Netease Open Course: 14th courses
Notes, 10
In the factor analysis mentioned earlier, the EM algorithm is used to find potential factor variables for dimensionality reduction.
This article introduces another dimension reduction method, principal components analysis (PCA), which is more direct than factor analysis and easier to calculate.
Principal component analysis is based on,
In reality, for high-dimensional data, many dimensions are Disturbance noise, or some dimensions are redundant, which has no effect on describing data features.

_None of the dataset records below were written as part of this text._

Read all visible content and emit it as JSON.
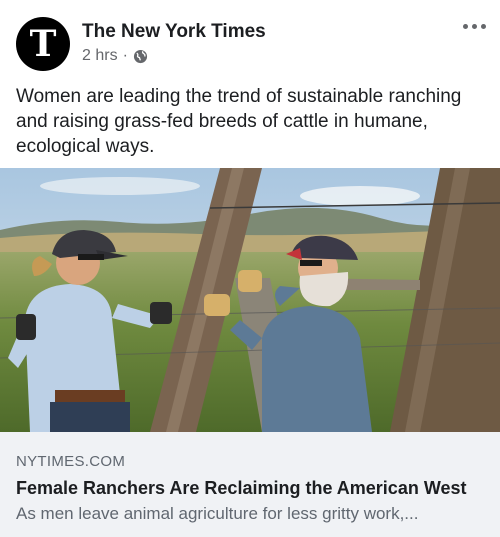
{
  "post": {
    "page_name": "The New York Times",
    "avatar_glyph": "T",
    "timestamp": "2 hrs",
    "separator": "·",
    "privacy_icon": "globe-icon",
    "more_icon": "more-options-icon",
    "text": "Women are leading the trend of sustainable ranching and raising grass-fed breeds of cattle in humane, ecological ways."
  },
  "photo": {
    "subject": "two-women-ranchers-mending-fence"
  },
  "link": {
    "domain": "NYTIMES.COM",
    "title": "Female Ranchers Are Reclaiming the American West",
    "description": "As men leave animal agriculture for less gritty work,..."
  },
  "colors": {
    "secondary_text": "#65676b",
    "link_background": "#f0f2f5",
    "brand_avatar": "#000000"
  }
}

For example, when describing the speed of a car, we use different units of mph or kph as two dimensions. In fact, we only need one dimension.
If most of the data in a high-dimensional data, such as a three-dimensional space, is concentrated in a two-dimensional plane, then we use the two main vectors of the Two-dimensional plane to replace the three-dimensional vector, to achieve the purpose of dimensionality reduction
In addition, the original variable information is retained as much as possible.
Broadly speaking, for n-dimensional spaces, data points are concentrated in a K-dimensional hyperplane, so we can say that K main vectors of this hyperplane are the main component.
Look at Ng's example of helicopter self-driving to describe the helicopter driver's level.
X1 represents driving skills; x2 represents driving hobbies and interests. These two dimensions are extremely relevant, such
We can see that all vertices are concentrated near the axis of u1, so we can use U1 as the principal component to replace the original X1 and X2
In fact, we can see that U1 and U2 are the results of rotating X1 and X2. After rotation, we find that the dataset is in the U1 dimension, without U2.
For an n-dimensional space, after rotation, we find that the K-dimensional data can be well described. Then, the K-dimension is the principal component, and the coordinate axes are orthogonal, that is, the features are independent.
Therefore, after rotation, the selected principal components are also independent.
Knowing the principle of principal component analysis, the following question is how to find the principal component?
First, perform preprocessing,
1. Calculate the Mean Value
2. Calculate the deviation from the mean value.
3. Average algorithm variance
4. Normalization deviation. Because the scale on each dimension is different, for example, one dimension is weight 80 and one dimension is height 1.8, so normalization is required.
Okay. How do I find u?
One way to pose this problem is as finding the unit vector u so that when the data is projected onto the direction corresponding to U, the variance of the projected data is maximized.
Find a unit vector to maximize the variance of the point where data is projected to U, that is, the most scattered
Why?
First, we aim to find the child superplane so that the data points are concentrated on this superplane as much as possible, that is, the distance from the point to this superplane is as small as possible.
For example, the variance is the largest when the distance from the point to the U vector is the least hour.
When the direction of the right graph is selected, the variance is the smallest.
In addition, the variance is large and the points are scattered to facilitate differentiation.
Formal expression,
Principal Component Analysis (principal components analysis)-maximum variance Interpretation
To formalize this, note that given a unit vector u and a point X, the length of the projection of X onto U is given
So the variance sum of all vertices is,
The middle part is the covariance matrix of X,
Set,
Is
Is
The formula above is,
The two sides multiply by u at the same time
That is, this is the formula of feature vectors and feature values.
The above goal is to find u in the case of maximization. Here we convert it to the covariance matrix of X, and the feature vector u with the largest feature value.
Here we will briefly explain the feature vectors and feature values.
Http://zh.wikipedia.org/wiki/%E7%89%B9%E5%BE%B5%E5%90%91%E9%87%8F
The matrix can be regarded as a linear transformation, so the above formula can be seen as linear transformation of the vector u, the resulting vector is still in the same direction, only scaling (that is, number multiplication transformation)
In this way, U is called a linear transformation or a matrix feature vector, and is the feature value corresponding to this feature vector.
We can see that the solution to PCA is actually very simple,
You only need to first calculate the covariance matrix between all X and then find the feature vector of this matrix.
Finally, sort by feature values, and use the first K feature vectors as the new principal component vectors.
PCA is widely used,
Compressed Data
Visualization, high-dimensional data cannot be visualized, and reduced to two or three dimensions for visualization
Reduces over-fitting and supervised learning with high-dimensional data. The model is highly complex and easy to overfit. The PCA dimensionality reduction function prevents overfitting.
Noise Removal. For example, for face recognition, the pixel of 100x100 is a 10000 feature. Principal Component features can be found through PCA dimensionality reduction.
Exception detection: the PCA can be used to locate the hyperplane composed of K principal components. If the new data is far away from the hyperplane, it may be abnormal data.